Принятым на таких началах, окруженным почетом, художникам и писателям в Париже нет надобности рядиться в чопорные одежды высокомерного презрения и отчужденности, свойственные провинциальным «интеллектуалам», когда те высовываются из своих нор. В провинции человек неглупый и даже незаурядный целиком погрязает в своих занятиях. И лишь великим умам дано избежать этой опасности.
Столичная жизнь не позволяет делам полностью поглощать наше внимание. Занятый сверх меры политический деятель, видный адвокат или знаменитый хирург умеют дать себе передышку — поболтать, выкурить сигарету, — и помогает им в этом привычная обстановка светской гостиной.

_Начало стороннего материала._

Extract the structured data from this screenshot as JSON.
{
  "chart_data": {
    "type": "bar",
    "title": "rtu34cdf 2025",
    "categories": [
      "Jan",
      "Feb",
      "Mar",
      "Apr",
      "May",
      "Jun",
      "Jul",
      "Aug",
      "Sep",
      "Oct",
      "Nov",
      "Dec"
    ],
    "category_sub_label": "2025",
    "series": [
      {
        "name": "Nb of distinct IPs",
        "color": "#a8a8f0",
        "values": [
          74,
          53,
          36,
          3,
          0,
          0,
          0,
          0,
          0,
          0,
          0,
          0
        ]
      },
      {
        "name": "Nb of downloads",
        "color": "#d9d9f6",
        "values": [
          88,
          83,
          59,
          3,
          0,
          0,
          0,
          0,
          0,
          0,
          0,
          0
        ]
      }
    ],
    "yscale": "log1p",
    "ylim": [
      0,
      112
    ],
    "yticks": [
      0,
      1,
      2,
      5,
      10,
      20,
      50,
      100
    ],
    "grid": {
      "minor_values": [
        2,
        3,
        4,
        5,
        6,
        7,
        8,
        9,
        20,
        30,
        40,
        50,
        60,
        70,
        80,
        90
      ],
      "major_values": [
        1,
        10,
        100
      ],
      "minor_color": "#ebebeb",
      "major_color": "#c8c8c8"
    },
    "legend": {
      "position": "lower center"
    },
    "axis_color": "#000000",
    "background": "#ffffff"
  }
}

В провинции адвокат, давший публике повод усомниться в его полнейшей занятости, считает себя обесчещенным. «Я не принадлежу себе» — такова песенка провинциалов! Ничего не поделаешь — их заедает профессия.
Джентльмен, возвращаясь из столицы в родные края, попадает в общество, отдельные представители которого кое в чем его превосходят, однако маловероятно, что на его пути там когда-либо повстречается личность поистине незаурядная, которая превзойдет его по всем статьям.
Общение с людьми, одно присутствие которых уже обогащает, — радость, даруемая только столицей и почти неизвестная за ее пределами.
Симптомы кровоизлияния в мозг — недуга, которым страдает Франция, — общеизвестны. Какая жалость, что сугубо духовные формы человеческой деятельности (я имею в виду искусство, а не науку) не могут развиваться вне столицы! Но так ли уж верно, что творить можно только в Париже?